Rule 103 says, in part: “At any stage of the proceedings, a chamber may, if it considers it desirable for the proper determination of the case, invite or grant leave to a state, organisation or person to submit, in writing or orally, any observation on any issue that the chamber deems appropriate.”

The applicants point out that this rule does not exclude submissions being accepted in proceedings concerned with the application for arrest warrants.

“Moreover, the actions of the ICC prosecutor should be considered beside the reality that assertions in his (public redacted) application to the court for the issue of an arrest warrant against President Bashir have been highlighted as being inaccurate and false.

“There has, in particular, been widespread scepticism about charging genocide. All of the above point to the need for heightened scrutiny of the prosecutor’s applications, as already suggested, and the importance of taking into account the applicants’ submissions.”

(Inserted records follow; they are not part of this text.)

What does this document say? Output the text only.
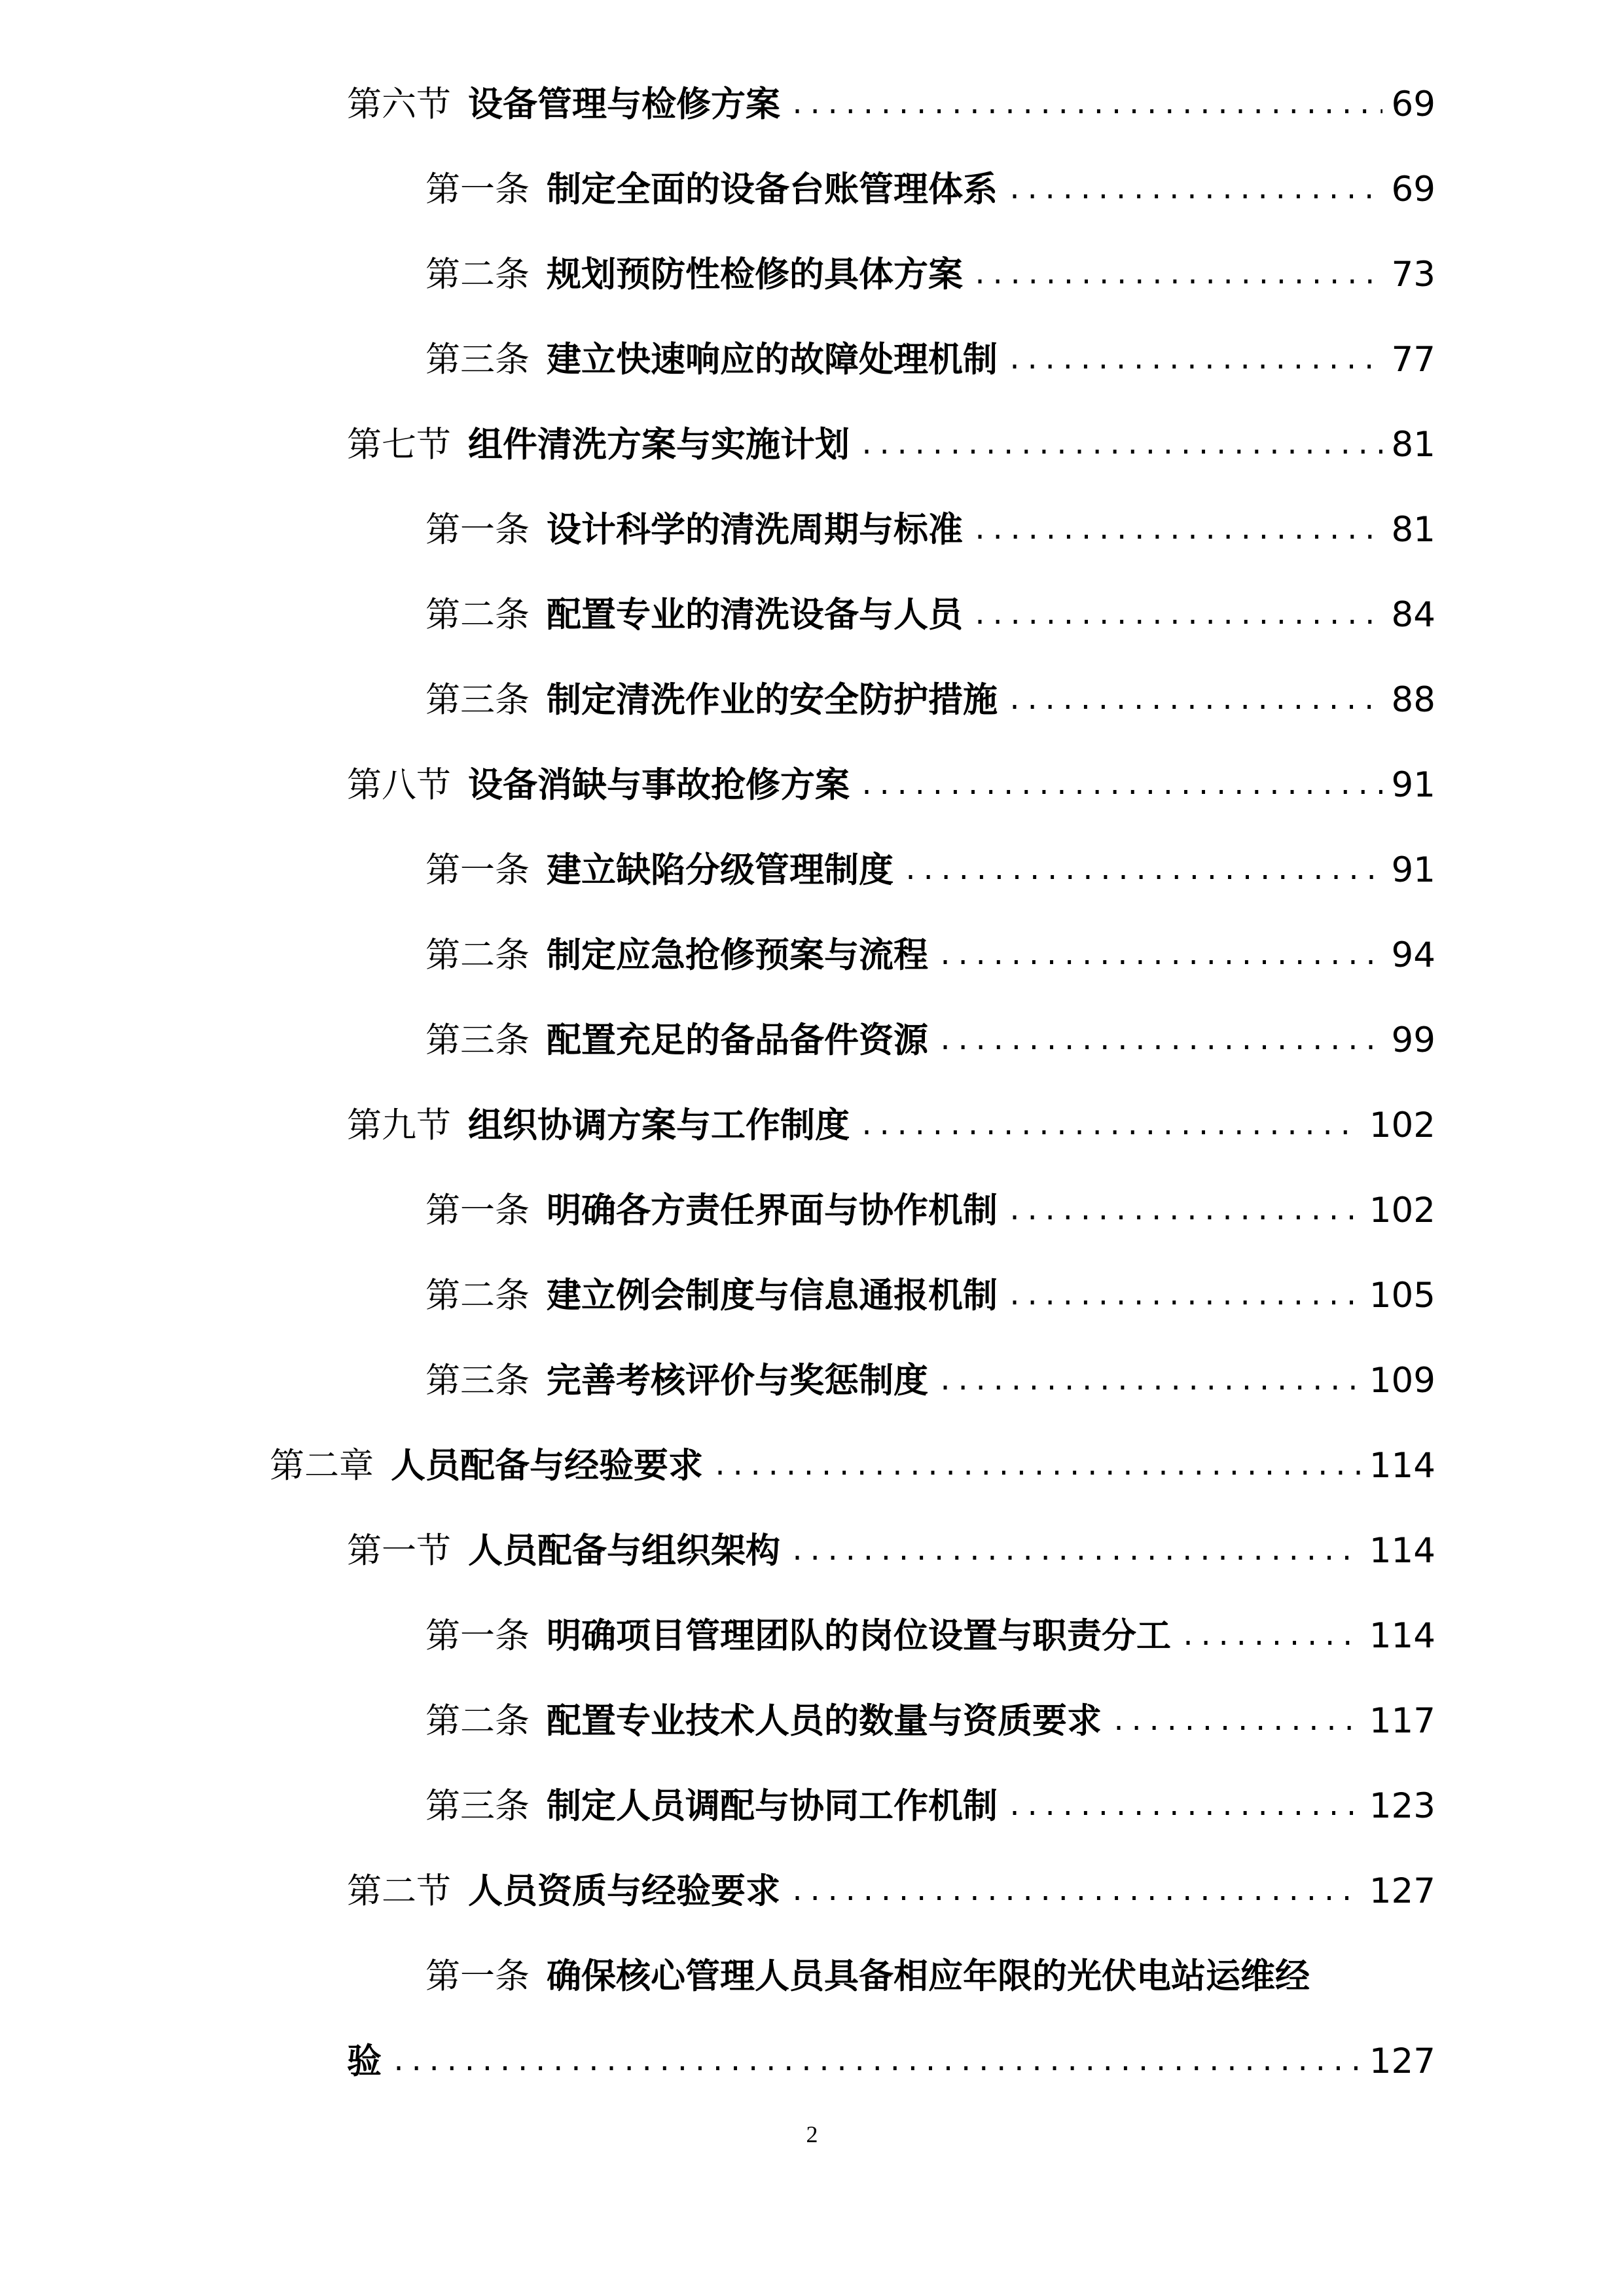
第六节 设备管理与检修方案 .....	69
第一条 制定全面的设备台账管理体系 .....	69
第二条 规划预防性检修的具体方案 .....	73
第三条 建立快速响应的故障处理机制 .....	77
第七节 组件清洗方案与实施计划 .....	81
第一条 设计科学的清洗周期与标准 .....	81
第二条 配置专业的清洗设备与人员 .....	84
第三条 制定清洗作业的安全防护措施 .....	88
第八节 设备消缺与事故抢修方案 .....	91
第一条 建立缺陷分级管理制度 .....	91
第二条 制定应急抢修预案与流程 .....	94
第三条 配置充足的备品备件资源 .....	99
第九节 组织协调方案与工作制度 .....	102
第一条 明确各方责任界面与协作机制 .....	102
第二条 建立例会制度与信息通报机制 .....	105
第三条 完善考核评价与奖惩制度 .....	109
第二章 人员配备与经验要求 .....	114
第一节 人员配备与组织架构 .....	114
第一条 明确项目管理团队的岗位设置与职责分工 .....	114
第二条 配置专业技术人员的数量与资质要求 .....	117
第三条 制定人员调配与协同工作机制 .....	123
第二节 人员资质与经验要求 .....	127
第一条 确保核心管理人员具备相应年限的光伏电站运维经
验 .....	127
2
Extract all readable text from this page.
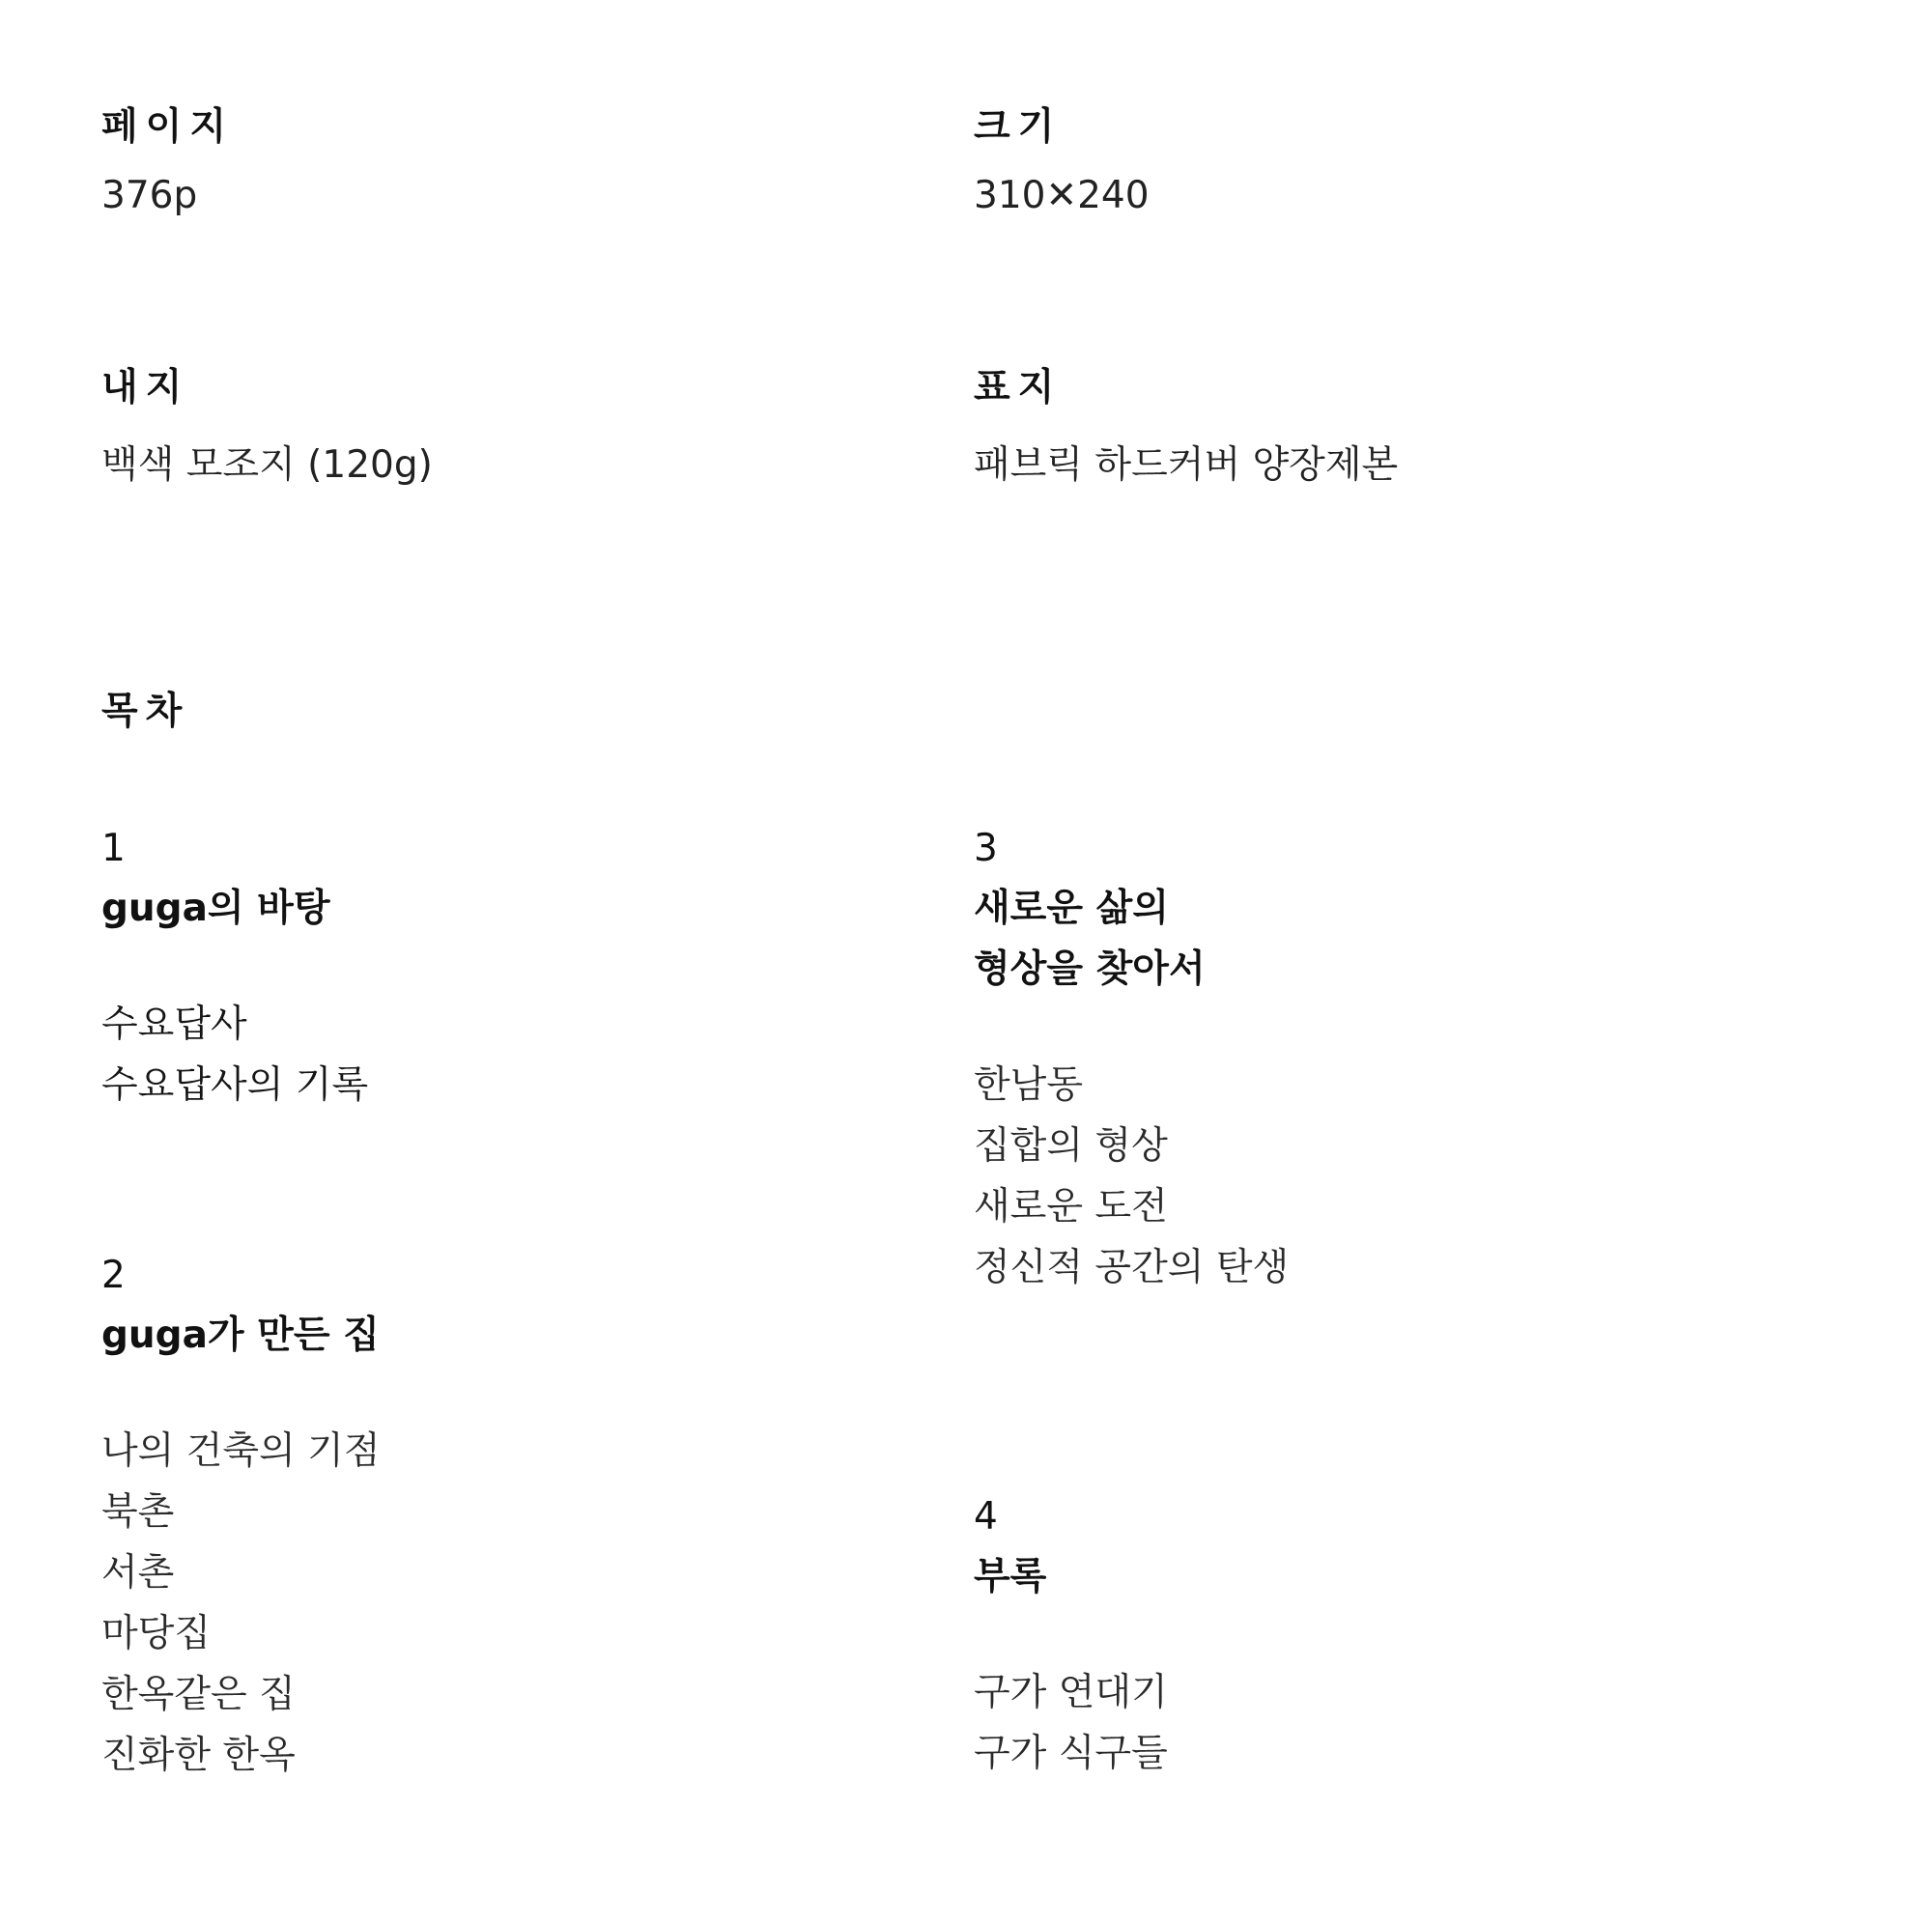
페이지
376p
크기
310✕240
내지
백색 모조지 (120g)
표지
패브릭 하드커버 양장제본
목차
1
guga의 바탕
수요답사
수요답사의 기록
2
guga가 만든 집
나의 건축의 기점
북촌
서촌
마당집
한옥같은 집
진화한 한옥
3
새로운 삶의
형상을 찾아서
한남동
집합의 형상
새로운 도전
정신적 공간의 탄생
4
부록
구가 연대기
구가 식구들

Sir Geoffrey maintains that “the terms of rule 103 are broadly couched to permit the chamber to receive submissions at any stage of the proceedings, including applications for arrest warrants, providing that such submissions could assist in the proper determination of the matter before the chamber.”

He argues that the court should arrange a public hearing at which the citizens’ organisations may argue their case and the prosecutor may respond.

An application of this nature is unprecedented. But so is an application for the arrest of a serving head of state. And so too is the behaviour of Mr Moreno-Ocampo in making public speeches that assume President Bashir’s guilt.

As Sir Geoffrey says, “in many or most domestic jurisdictions for a prosecutor to announce as conclusions facts that he wants to prove in the way done here would contravene various rights and be unacceptable for reasons of possible contempt of court or on grounds of privacy or defamation.”

In my view, the pre-trial chamber should treat this application with the utmost seriousness. It may be that to treat this application in the way that Sir Geoffrey seeks would be to taint with politics what should ultimately be a legal process. But it would be idle to pretend that politics plays no part in international justice.